Immunodeficiency Flashcards
DiGeorge syndrome
Failure of development of 3rd and 4th pharyngeal pouches, leads to lack of thymus (among other defects), failure in development of T cells
X-linked SCID
Deficiency of common gamma chain (common to ILRs such as IL-2,4,7,9, and 15 receptors). Deficiency prevents T-cells from developing properly (IL-7 required for T-cell development)
Autosomal SCID
RAG (Recombination activating genes) deficiency or ADA (adenosine deaminase) and PNP (purine nucleoside phosphorylase) deficiency preventing proper maturation of T-and B-cells. Loss of RAG prevents proper VDJ rearrangement, loss of ADA, PNP leads to toxic buildup of purine metabolites in developing cells
What is the hallmark symptom in T-cell deficient patients?
Candida albicans (white stuff in mouth of patient)
Bare lymphocyte syndrome
Deficiency of MHC Class II leading to failure of activation of T-cells
Chronic mucocutaneous candidiasis
Failure to develop Th1 responses, mechanism unknown, often seen during pregnancy
X-linked hyper-IgM syndrome is caused by a CD40 ligand mutation. In this case what cells can helper T-cells not properly activate?
Macrophages and B-cells
Name how glucocorticoid administration affects counts of: neutrophils, lymphocytes, eosinophils, monocytes, and basophils
Increases neutrophil count but decreases all the others. Values return to normal levels after about 24 hours
X-linked agammaglobulinemia (give cause, pathology and result)

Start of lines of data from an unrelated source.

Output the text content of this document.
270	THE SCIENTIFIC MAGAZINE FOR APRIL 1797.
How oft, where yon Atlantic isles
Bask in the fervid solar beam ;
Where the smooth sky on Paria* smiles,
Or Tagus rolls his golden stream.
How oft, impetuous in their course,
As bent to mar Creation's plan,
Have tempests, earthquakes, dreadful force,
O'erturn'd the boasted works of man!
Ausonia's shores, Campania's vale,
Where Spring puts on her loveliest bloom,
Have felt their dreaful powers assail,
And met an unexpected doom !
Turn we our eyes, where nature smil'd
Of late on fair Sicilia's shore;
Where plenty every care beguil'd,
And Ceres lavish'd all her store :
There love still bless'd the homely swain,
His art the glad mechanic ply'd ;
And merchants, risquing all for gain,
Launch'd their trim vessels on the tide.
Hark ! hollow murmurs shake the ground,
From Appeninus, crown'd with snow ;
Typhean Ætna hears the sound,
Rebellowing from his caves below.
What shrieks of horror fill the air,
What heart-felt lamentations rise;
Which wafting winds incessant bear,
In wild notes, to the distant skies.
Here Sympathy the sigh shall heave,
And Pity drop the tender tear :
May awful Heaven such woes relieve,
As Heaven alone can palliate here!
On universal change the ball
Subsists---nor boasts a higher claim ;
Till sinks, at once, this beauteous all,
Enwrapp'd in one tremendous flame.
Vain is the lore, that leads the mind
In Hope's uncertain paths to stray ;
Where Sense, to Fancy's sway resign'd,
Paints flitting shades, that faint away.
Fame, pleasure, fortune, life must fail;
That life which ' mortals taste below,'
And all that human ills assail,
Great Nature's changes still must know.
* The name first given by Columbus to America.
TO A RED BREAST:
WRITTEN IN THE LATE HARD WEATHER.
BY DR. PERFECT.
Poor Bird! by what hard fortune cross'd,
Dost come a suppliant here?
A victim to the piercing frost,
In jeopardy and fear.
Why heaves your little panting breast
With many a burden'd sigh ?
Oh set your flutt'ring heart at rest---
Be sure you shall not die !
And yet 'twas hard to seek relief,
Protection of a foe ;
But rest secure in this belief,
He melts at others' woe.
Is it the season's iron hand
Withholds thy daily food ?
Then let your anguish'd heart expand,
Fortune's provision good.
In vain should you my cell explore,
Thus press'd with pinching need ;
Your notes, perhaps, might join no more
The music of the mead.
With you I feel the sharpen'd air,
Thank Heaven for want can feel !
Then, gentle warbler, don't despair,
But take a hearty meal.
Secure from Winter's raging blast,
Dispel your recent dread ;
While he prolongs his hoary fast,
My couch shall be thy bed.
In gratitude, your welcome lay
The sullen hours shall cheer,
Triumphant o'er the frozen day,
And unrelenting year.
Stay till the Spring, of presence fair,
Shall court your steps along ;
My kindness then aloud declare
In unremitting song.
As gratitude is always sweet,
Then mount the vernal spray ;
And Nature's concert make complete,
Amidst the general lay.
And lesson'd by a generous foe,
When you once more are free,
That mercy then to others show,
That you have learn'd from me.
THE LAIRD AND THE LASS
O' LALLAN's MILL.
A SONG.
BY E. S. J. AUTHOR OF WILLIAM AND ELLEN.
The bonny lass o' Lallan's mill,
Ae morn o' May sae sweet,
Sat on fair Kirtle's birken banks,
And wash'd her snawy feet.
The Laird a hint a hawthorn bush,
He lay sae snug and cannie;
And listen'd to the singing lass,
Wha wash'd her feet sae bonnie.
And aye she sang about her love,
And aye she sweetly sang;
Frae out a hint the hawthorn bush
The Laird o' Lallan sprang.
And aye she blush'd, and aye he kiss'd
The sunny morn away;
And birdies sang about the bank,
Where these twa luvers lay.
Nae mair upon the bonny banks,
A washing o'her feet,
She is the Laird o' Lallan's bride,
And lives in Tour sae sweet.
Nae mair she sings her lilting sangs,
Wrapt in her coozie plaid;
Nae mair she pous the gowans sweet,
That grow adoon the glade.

B-cell Tyrosine Kinase (BTK) deficiency prevents proper maturation of B-cells, leads to pyogenic infections
Does removal of the spleen affect the T-cell response, B-cell response, or both?
Mainly the B-cell response
List 5 disorders you can get with failure of complement and the deficiency that causes each
Immune-complex deficiency (C1, C2, C4), Angioedema (C1 inhibitor), Recurrent pyogenic infections (C3, Factors H and I), Recurrent Neisseria infections (C5-C8, properdine, Factor D), asymptomatic (C9)
Leukocyte Adhesion Deficiency (LAD-1)
Mutations in selectins or integrins, preventing leukocytes from properly being slowed and extravasating
Chronic granulomatous disease can reflect a mutation in what?
Mutation in phagocyte oxidases, failure to kill phagocytosed microbes leading to granuloma formation
Serum Ig levels in ADA and PNP deficiencies
ADA deficiency - Decreased Ig levels, PNP deficiency - normal serum Ig levels (both deficiencies cause SCID however)
What is WASP and what does it do?
Wiskott-Aldrich synthetic protein. Binds adapter molecules and cytoskeletal proteins, deficiency leads to failure of T-cell development
Ataxia-telangiectasia
AR disorder with deficiency in cell-mediated immunity and IgA and IgG2. Caused by defect in DNA repair during VDJ recombination
What is the hallmark sequela of ALPS?
Autoimmune Glomerulonephritis (overactive immune system attacks kidney)
What type of immunity is compromised by severe burns and multiple trauma?
Innate immunity
Chronic renal disease is asssociated with decreased migration of what type of cell?
Neutrophils
Besides HIV, what is another virus which greatly suppresses the immune system?
Measles
What is the most common Ig isotype deficiency?
Selective IgA deficiency (is most comon immunodeficient disorder)
Pts with selective IgA deficiency often develop what type of hypersensitivity disease?